If you’ve ever wondered if writing improves happiness, you’re on the right track. For those that love writing, it’s a no-brainer to sit down and put those thoughts on paper. The feeling of satisfaction that one gets from adding their thoughts, dreams and wrong-turns of life, is undeniably therapeutic, but journaling might have more benefits than just providing a feeling of satisfaction at a story well told. Studies show that writing in a journal can actually help people to heal more quickly, and also lower their levels of stress hormones.
Writing about things that are honestly traumatic, frightening and upsetting, has been shown to help the body heal about 4.4 times faster than if negative events aren’t put on paper.
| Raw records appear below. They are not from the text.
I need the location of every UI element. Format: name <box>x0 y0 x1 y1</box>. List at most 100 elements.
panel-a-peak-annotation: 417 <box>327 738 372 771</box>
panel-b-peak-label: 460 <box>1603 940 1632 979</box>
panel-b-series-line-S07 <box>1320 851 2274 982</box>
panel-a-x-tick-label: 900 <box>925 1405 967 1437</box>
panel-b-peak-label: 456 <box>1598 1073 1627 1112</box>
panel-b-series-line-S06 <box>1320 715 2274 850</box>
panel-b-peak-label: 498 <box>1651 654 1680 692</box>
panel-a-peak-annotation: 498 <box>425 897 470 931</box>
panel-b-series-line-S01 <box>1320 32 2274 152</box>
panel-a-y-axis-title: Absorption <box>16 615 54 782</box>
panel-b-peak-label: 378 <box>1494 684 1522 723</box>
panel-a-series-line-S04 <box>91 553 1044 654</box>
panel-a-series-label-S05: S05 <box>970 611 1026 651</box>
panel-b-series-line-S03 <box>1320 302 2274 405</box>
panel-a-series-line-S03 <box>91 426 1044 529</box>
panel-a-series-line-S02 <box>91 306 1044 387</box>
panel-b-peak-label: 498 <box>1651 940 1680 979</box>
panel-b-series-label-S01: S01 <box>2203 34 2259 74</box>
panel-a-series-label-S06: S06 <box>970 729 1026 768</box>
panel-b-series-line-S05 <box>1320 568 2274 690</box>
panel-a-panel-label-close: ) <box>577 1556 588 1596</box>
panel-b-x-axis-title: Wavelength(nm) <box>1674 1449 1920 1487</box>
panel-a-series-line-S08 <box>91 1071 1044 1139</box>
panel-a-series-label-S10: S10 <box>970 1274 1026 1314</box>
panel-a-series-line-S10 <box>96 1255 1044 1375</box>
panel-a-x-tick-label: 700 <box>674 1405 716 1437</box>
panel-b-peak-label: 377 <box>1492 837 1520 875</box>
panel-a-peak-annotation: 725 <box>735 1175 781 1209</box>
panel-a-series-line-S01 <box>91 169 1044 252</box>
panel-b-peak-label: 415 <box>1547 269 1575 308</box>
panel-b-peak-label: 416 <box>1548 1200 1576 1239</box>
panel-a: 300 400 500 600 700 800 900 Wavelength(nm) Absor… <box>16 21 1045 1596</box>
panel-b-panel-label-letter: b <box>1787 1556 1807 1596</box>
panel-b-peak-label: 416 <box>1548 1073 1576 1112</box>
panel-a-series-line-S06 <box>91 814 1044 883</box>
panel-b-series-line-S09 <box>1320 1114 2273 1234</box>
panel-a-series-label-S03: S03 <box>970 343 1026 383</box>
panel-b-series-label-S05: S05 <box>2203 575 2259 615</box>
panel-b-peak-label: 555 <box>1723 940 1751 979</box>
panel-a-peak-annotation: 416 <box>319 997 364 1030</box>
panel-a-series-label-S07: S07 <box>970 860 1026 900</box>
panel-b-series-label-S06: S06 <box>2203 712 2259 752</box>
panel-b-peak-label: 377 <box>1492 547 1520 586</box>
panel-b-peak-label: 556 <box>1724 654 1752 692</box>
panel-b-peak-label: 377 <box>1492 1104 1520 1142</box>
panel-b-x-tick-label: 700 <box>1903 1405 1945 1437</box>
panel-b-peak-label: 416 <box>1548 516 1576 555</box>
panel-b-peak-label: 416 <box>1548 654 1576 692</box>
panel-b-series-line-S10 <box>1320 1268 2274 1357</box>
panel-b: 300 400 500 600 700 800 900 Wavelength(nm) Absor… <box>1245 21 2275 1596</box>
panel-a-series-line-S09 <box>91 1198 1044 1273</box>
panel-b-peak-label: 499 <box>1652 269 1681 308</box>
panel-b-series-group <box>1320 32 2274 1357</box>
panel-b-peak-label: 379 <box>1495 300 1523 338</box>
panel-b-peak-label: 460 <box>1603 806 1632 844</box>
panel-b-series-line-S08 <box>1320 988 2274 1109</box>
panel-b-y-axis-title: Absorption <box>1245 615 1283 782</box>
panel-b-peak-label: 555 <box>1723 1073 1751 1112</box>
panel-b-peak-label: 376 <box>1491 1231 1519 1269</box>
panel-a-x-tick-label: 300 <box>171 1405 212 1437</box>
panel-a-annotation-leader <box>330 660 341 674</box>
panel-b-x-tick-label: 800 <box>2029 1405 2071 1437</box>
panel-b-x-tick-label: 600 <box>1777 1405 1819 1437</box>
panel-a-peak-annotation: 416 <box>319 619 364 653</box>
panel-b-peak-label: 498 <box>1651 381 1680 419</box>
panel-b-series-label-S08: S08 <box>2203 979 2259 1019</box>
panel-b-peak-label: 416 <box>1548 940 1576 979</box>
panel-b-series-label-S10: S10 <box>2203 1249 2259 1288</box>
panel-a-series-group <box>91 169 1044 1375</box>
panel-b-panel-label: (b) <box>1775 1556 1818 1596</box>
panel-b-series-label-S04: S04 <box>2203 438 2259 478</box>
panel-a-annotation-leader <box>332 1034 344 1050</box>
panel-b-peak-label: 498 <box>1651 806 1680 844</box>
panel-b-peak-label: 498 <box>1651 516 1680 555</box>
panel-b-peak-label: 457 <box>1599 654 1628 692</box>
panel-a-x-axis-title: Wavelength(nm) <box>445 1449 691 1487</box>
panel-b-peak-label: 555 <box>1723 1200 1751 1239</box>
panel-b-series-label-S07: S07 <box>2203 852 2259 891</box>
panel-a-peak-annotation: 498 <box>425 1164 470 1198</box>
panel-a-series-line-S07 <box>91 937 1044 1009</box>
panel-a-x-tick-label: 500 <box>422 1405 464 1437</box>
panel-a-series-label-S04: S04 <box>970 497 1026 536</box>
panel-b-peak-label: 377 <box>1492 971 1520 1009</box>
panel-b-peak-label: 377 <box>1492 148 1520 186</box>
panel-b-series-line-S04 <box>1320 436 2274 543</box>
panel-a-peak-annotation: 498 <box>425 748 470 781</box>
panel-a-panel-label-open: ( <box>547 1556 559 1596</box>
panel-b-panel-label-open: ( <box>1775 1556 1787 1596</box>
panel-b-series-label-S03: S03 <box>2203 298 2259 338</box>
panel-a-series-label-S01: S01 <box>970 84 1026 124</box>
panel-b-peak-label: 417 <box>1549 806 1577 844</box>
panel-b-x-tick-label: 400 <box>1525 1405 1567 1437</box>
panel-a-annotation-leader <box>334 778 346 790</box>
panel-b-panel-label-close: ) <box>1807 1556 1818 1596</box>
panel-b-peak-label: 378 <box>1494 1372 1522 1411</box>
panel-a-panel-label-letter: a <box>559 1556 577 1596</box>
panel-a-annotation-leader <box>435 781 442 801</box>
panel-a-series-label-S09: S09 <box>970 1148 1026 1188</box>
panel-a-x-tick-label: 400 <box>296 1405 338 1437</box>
The study, published in Psychosomatic Medicine, asked participants to write for about 20 minutes daily for three days in a row after receiving a small biopsy on their upper arm. After 11 days, 76 percent of the adults that wrote down how they felt, what they thought and their general emotions about events that were upsetting to them were able to heal from the biopsy wound. However, 42 percent of the participants that just wrote down impersonal information about daily routines were healed.
It isn’t just journal writing that can have benefits. A study in The Journal of Health Psychology, where a team of German scientists asked adults to write about their personal goals in life in three sessions in a row found that writing about goals can also have a positive effect on people. When they did this, the participants’ cortisol activating response, which is a marker that is linked to psychosocial and physical feelings of wellbeing, was significantly lowered. Plus, after the first life goal writing exercise, participants noticed that their moods were up, but the warm feeling didn’t extend through repeat sessions.
Both of these studies used previous study findings, which helped to establish a link between journaling about traumatic events and life goals and drops in doctor visits related to illnesses. Stress is often associated with slower healing of wounds, and experts believe that writing down one’s deepest dreams and worst memories can bring about many healthy body benefits.
Elizabeth Bradbent, PhD, author of the Psychosomatic Medicine study, and senior lecturer of psychological medicine with the University of Auckland in New Zealand says that in theory, writing helps a person to process events properly, which allows them to make sense of it and then move past it. It’s essential to avoid obsessing over events, and repeatedly journaling about negative events can actually keep people from moving beyond the event.
Although the current research isn’t clear enough to prescribe writing for everyone, it is clear that there is a link to writing and mental and physical wellbeing, and working things out in your heart can be beneficial for your body.